Depuis petite, tu cultives un amour pour le vêtement qui semble perdurer. Tu peux nous parler de l’évolution de ton style et nous partager un intemporel, une acquisition récente et un objet de désir ?
A l’époque de mes premiers sous, j'achetais les choses dont je rêvais, des vêtements que je ne pouvais pas forcément porter en me disant “Ça, je le veux” - comme des symboles d’accomplissement. Aujourd'hui, j’achète des choses qui me vont. En rangeant mon dressing, je me suis aperçue que j'avais quatre pulls gris. Les mêmes. D’Uniqlo à Eric Bompard en passant par le basique Monoprix, mais ce sont les mêmes. J'ai des petites lubies qui racontent mon âge et la précision de mon goût aussi. Pour l’intemporel, je dirais donc un bon jean. Ça a toujours été un sujet pour moi - je fais 1m60 mais j’ai des hanches donc c’est une véritable quête. Quand j'étais plus jeune, il ne fallait pas que ce soit cher mais ce n'était pas encore la mode du 501 vintage à 20 balles. Je me demandais comment j’allais faire pour m'acheter mon jean Helmut Lang et quand j’ai eu les moyens de le faire, il ne m’allait pas du tout mais je l’ai quand même acheté ! Une acquisition récente : c’est tout bête mais des t-shirts chez Uniqlo. Blancs, choisis chez l’homme dans un coton bien épais. A m’entendre, on dirait que je suis Jean Touitou d’APC (rires). Et enfin, un objet de désir : je viens de shooter avec une pièce Loewe - une robe grise en cachemire. Ce que fait Jonathan Anderson (designer de Loewe), c’est de la poésie. Récemment, le travail de sa collection inspirée par les fleurs m’a bouleversé. Je ne me verrais pas l'acheter, mais je trouve que l’histoire qu’elle raconte et sa précision, la rend extrêmement désirable. Il doit être chouette Jonathan, pour faire des vêtements si émouvants.

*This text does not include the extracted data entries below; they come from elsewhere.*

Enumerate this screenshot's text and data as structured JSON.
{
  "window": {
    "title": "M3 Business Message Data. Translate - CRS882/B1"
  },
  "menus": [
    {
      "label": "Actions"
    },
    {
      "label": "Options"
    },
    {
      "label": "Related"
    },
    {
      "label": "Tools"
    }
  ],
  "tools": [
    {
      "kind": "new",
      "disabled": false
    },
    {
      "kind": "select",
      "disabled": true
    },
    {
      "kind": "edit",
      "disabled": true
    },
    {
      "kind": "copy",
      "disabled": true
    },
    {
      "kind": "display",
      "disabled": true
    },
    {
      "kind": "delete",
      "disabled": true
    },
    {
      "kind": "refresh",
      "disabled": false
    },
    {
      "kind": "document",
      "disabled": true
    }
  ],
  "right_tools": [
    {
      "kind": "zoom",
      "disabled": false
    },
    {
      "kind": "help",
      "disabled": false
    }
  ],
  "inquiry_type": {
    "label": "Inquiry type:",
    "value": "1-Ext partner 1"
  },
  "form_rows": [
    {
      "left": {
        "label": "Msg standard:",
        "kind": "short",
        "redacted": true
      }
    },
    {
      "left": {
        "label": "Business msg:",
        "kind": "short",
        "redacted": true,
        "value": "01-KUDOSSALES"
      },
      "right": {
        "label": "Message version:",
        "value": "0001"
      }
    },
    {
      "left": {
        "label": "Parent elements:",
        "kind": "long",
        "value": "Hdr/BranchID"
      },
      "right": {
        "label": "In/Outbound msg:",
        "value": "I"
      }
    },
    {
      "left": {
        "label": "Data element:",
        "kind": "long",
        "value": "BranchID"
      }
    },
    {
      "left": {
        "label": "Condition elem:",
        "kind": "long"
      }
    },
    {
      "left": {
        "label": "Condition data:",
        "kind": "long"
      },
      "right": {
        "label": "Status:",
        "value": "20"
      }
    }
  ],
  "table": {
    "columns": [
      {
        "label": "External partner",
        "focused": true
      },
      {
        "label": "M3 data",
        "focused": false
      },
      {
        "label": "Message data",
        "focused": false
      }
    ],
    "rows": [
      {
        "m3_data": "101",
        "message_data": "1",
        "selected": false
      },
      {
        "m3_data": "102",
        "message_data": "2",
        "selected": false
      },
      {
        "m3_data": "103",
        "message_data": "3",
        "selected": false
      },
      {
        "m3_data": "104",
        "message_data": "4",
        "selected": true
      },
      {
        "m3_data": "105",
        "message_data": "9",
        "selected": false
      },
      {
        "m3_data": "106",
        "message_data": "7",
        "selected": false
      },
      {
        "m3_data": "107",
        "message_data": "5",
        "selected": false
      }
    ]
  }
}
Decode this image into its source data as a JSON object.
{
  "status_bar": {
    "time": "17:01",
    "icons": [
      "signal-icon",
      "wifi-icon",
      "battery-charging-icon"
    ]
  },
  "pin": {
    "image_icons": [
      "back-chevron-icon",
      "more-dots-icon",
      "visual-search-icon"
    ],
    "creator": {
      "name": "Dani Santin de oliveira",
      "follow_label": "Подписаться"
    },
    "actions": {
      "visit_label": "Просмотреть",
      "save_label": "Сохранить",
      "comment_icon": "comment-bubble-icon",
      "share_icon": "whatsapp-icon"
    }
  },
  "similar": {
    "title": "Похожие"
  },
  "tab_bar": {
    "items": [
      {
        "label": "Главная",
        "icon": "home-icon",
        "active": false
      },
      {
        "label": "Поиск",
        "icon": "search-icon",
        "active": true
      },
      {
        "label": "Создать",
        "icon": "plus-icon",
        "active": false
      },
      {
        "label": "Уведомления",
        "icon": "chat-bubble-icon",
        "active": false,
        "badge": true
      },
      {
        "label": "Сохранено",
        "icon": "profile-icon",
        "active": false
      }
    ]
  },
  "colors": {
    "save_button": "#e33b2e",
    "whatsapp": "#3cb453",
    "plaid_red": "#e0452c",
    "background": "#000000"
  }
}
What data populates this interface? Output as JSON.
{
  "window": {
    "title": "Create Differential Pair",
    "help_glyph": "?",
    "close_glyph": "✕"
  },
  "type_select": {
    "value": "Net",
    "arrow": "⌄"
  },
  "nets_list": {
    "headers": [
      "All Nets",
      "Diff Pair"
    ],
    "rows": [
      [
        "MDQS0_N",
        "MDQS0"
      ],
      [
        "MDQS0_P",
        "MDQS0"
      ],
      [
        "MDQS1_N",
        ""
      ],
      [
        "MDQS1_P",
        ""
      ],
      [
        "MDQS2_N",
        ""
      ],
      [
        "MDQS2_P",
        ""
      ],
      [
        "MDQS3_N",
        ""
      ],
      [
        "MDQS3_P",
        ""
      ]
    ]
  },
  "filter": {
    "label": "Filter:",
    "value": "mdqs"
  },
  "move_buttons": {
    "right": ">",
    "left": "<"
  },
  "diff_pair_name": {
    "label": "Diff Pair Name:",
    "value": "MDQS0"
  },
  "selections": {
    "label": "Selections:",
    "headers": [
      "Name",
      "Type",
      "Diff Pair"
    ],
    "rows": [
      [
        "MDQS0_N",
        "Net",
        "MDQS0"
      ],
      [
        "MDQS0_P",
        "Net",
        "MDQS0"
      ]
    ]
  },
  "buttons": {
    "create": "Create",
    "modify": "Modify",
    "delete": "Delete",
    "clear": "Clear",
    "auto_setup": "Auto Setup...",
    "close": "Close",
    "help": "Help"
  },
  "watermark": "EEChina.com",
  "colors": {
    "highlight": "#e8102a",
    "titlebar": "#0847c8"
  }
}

Produit de la classe moyenne, tu es aujourd’hui une figure de mode et le modèle d’une féminité résolument moderne. Toi qui en est largement inspirée, quel sentiment éprouve t-on à entrer dans la pop culture ?
C’est la réappropriation qui m’enchante. A chaque fois que j’écris ou incarne un rôle, je ne cherche pas le gimmick et je ne me dis jamais que ça va se balader. Quand je tombe sur des scènes coupées de Tout ce qui brille sur Tiktok (le culte “ta mère la caissière” d’Audrey Lamy), quand on m’interpelle d’un “tu vides tes poches”- une réplique que je donne dans Le flambeau, ou que des jeunes filles pensent que Chanson sur ma drôle de vie de Véronique Sanson est un titre de Leila et moi, je suis hallucinée. Ça m'amuse beaucoup de voir comment les gens se saisissent des choses.
Cette année sortira Le Cours de la vie, dans lequel tu joues notamment aux côtés d’Agnès Jaoui - une femme pour qui tu as toujours eu beaucoup d’admiration. On te sait également très proche de nombreuses actrices françaises. Dans un univers aussi concurrentiel, quelle place et quelle importance pour la sororité ?
La concurrence existe de fait, puisque nécessairement, si je suis prise pour un rôle alors une autre actrice ne l’est pas. Sauf qu’une fois posé ce constat, la concurrence n’existe plus. Au contraire, on se réjouit de retrouver une bonne partie des actrices de ma génération dans La Flamme - parodie du Bachelor - à jouer ensemble dans les mêmes plans. Cette configuration est extrêmement rare mais c’est un bonheur pour nous. D’ailleurs, les premières questions des journalistes au moment de la promotion concernaient les potentielles tensions pendant le tournage - c’était si déroutant de les voir déçus qu’on avait presque envie d'inventer des histoires pour alimenter la polémique.
En réalité, le choix d’une actrice est intimement lié au désir du metteur en scène, qui la choisit pour sa capacité à incarner le rôle, mais pas contre une autre. C'est peut-être pour ça que j'ai décidé d'écrire, pour éviter que l’attente d’être appelée et désirée me rende folle. La temporalité dans ce métier est très particulière mais encore une fois, depuis que je suis maman je vois les choses différemment. Quelque part, je les attends ces moments où je ne vais rien faire parce que ça signifie que je pourrais être à 16 heures devant l'école de ma fille pour l’emmener manger une crêpe.